AG Today

Ag Today August 3, 2017

Farmworkers may have been exposed to pesticide, Gosford Road closed south of Highway 119

  • BY JAMES BURGER jburger@bakersfield.com  August 2, 2017

 

Thirteen farm workers appear to have been exposed to pesticides as they worked in a garlic field on Gosford Road south of Highway 119 Wednesday morning.

Initial reports of the incident, which came at 7 a.m., said 100 people were affected by symptoms including eye irritation and nausea. That turned out to be inaccurate.

Kern County Fire Department Capt. Jason Knaggs said that around 60 to 70 people were working in the area.

After arriving on scene, firefighters and staff of the Kern County Environmental Health Division identified only 13 individuals suffering from minor nausea, eye irritation, headaches and other symptoms that indicate pesticide exposure.

California Highway Patrol officials closed Gosford Road between Highway 119 and Houghton Road to prevent others from coming into contact with the pesticide. All the workers in the area were evacuated. The road remained closed until around noon, Knaggs said.

The 13 people who showed symptoms of exposure, Knaggs said, were decontaminated in an enclosed series of showers that removed any pesticide they may have been exposed to.

“We just want to make sure they’re OK,” he said as the decontamination process was going on.

Later two of the affected individuals complained of feeling ill and were transported by ambulance to a hospital, Knaggs said.

Kern County Agricultural Commissioner Glenn Fankhauser said his department is investigating the possible sources of pesticides that may have caused the complaints – and whether there were any violations of pesticide regulations.

Two possible sources of pesticides have been identified – though it is too soon to confirm where the chemicals came from or whether violations of chemical safety rules took place.

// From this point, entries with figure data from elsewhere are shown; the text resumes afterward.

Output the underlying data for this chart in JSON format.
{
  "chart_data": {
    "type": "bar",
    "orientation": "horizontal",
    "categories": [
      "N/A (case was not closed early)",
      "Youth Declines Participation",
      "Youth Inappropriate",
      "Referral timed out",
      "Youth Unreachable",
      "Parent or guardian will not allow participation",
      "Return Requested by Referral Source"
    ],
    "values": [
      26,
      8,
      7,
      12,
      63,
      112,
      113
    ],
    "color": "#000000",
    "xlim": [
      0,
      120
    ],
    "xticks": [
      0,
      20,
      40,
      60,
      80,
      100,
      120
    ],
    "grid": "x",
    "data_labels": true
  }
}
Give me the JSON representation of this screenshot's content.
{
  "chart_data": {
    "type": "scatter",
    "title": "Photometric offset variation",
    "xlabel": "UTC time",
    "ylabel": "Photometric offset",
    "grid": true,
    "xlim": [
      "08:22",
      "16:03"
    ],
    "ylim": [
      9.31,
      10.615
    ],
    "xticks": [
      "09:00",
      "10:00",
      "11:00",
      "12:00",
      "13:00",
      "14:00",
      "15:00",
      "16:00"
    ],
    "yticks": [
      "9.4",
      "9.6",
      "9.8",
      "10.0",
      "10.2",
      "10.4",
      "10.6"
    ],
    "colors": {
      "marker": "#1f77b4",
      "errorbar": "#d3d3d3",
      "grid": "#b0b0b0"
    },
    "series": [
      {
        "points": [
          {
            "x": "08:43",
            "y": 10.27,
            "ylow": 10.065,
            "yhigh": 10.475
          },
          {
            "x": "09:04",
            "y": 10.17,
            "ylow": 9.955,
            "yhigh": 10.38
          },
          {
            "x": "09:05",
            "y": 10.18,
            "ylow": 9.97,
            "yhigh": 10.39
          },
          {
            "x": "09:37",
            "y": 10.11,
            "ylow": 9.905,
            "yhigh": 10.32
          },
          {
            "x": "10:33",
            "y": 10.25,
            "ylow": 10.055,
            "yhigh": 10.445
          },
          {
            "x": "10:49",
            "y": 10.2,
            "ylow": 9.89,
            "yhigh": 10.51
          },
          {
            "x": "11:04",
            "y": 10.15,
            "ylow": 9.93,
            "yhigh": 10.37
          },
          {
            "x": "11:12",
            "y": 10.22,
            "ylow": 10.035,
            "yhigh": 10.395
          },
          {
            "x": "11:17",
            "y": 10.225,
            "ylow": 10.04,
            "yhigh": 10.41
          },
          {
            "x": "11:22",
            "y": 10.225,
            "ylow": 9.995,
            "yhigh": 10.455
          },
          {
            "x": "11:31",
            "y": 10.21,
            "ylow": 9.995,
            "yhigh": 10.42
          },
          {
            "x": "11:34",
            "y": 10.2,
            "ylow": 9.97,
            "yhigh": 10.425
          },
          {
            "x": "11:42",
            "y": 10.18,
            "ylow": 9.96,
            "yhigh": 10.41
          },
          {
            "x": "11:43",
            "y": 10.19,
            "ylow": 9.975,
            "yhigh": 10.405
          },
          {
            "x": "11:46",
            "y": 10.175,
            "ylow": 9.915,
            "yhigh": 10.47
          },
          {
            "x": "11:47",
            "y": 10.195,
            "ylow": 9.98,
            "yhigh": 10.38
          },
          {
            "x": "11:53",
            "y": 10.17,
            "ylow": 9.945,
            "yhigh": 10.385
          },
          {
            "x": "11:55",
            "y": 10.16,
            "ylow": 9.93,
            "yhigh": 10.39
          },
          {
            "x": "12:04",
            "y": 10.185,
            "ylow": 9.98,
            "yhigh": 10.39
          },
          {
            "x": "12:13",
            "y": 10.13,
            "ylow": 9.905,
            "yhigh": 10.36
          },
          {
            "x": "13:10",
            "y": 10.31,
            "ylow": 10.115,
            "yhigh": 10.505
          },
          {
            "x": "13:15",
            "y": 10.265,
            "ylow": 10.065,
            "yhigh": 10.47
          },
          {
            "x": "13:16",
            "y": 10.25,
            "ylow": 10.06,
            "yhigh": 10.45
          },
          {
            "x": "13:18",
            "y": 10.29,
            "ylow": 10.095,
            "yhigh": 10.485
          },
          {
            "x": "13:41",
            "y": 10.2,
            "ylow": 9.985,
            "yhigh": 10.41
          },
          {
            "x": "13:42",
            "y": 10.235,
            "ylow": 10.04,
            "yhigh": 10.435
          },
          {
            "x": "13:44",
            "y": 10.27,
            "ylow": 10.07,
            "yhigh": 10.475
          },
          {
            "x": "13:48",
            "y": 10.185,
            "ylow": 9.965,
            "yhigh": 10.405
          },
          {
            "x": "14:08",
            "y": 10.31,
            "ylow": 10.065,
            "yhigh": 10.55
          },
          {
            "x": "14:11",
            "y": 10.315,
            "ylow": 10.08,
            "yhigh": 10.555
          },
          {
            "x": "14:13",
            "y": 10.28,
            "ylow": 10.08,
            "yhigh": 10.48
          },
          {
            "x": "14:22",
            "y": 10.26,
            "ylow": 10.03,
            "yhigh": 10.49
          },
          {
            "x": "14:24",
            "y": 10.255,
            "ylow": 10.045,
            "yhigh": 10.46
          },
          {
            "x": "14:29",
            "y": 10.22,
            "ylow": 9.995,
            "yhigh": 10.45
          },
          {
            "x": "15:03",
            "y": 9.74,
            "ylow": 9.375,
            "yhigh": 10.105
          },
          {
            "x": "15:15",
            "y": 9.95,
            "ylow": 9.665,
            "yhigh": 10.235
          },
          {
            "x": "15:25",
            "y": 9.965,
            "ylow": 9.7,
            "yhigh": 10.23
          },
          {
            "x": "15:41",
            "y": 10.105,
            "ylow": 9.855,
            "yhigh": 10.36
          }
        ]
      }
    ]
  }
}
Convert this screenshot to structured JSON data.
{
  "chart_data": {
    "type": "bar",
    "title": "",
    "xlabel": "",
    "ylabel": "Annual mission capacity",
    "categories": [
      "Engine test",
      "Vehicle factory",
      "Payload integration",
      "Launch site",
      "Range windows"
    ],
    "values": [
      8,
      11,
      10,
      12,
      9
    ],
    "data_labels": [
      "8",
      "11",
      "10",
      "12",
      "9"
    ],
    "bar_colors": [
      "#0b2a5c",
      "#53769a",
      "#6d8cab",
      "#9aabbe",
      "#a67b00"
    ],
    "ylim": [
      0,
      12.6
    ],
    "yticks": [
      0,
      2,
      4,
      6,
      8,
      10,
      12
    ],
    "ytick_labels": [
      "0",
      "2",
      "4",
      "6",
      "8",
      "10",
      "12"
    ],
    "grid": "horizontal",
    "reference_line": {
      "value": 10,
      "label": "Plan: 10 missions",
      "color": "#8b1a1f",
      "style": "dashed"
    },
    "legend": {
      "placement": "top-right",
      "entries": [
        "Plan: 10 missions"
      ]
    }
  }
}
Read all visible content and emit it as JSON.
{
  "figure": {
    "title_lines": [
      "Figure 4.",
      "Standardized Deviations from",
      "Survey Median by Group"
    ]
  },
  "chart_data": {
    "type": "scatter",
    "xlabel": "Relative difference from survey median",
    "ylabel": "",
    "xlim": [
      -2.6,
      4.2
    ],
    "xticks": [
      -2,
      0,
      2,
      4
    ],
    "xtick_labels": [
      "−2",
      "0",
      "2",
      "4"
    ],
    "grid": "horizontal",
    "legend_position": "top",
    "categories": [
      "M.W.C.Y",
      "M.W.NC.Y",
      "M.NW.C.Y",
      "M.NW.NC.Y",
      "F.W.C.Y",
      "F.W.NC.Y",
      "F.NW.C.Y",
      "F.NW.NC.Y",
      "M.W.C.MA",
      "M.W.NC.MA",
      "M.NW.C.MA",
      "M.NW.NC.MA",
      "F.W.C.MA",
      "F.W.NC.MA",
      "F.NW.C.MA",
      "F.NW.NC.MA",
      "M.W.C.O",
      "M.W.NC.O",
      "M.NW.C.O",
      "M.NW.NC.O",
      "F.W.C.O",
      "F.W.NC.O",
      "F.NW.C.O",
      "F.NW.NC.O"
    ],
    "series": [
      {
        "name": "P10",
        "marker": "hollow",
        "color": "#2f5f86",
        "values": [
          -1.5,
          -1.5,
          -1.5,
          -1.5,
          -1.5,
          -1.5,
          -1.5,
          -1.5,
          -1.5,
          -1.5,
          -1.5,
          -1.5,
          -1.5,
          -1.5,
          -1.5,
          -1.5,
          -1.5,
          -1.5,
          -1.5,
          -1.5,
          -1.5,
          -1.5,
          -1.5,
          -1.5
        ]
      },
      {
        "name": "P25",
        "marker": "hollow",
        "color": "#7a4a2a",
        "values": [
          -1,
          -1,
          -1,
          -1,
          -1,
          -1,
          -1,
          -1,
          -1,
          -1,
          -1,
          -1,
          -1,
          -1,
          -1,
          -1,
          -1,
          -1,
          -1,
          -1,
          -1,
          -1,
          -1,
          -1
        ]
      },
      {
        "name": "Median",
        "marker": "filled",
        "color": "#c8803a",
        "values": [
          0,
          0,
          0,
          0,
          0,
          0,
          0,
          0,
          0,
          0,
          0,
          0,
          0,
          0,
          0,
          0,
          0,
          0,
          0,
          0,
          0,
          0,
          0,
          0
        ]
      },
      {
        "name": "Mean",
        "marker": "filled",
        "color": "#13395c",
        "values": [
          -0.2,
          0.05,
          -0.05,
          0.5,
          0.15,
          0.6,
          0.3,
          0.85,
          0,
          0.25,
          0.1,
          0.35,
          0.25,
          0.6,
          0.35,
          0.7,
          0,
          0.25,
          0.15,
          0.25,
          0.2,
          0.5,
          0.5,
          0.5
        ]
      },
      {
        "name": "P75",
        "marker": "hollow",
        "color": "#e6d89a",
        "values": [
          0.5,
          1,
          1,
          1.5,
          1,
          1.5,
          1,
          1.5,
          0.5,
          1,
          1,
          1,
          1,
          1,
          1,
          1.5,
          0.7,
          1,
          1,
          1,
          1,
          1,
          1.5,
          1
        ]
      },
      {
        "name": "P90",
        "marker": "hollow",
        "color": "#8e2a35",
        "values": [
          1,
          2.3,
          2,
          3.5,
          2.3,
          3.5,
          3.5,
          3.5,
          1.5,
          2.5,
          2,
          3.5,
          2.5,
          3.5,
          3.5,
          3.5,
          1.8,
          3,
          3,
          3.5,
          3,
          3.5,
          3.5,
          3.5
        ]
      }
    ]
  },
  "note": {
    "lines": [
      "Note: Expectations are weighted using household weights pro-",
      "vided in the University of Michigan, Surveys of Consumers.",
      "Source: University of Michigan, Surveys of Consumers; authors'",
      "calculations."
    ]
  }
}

The most likely source, Fankhauser said, was a field adjacent to the garlic field the farm workers were harvesting.

The fumigant Vapam had been applied to that field on Tuesday, he said.

Usually a seal is used to make sure the chemicals don’t migrate off the field and one focus of the investigation will be to determine if the correct procedures were used in the application of those chemicals, Fankhauser said.

He said there was a 25-foot gap between the two fields and workers were harvesting garlic in very close proximity to the field where Vapam had been applied the day before.

Vapam’s active ingredient is metam sodium, which can be fatal if absorbed through the skin and is irritating to eyes, nose and throats.

The other possible source of the chemicals is an alfalfa field located between one-half and one mile southwest of the work site where Vulcan had recently been sprayed by a helicopter.

Vulcan contains chlorpyrifos, which can cause headaches nausea, vomiting, blurred vision and other symptoms up to and including death.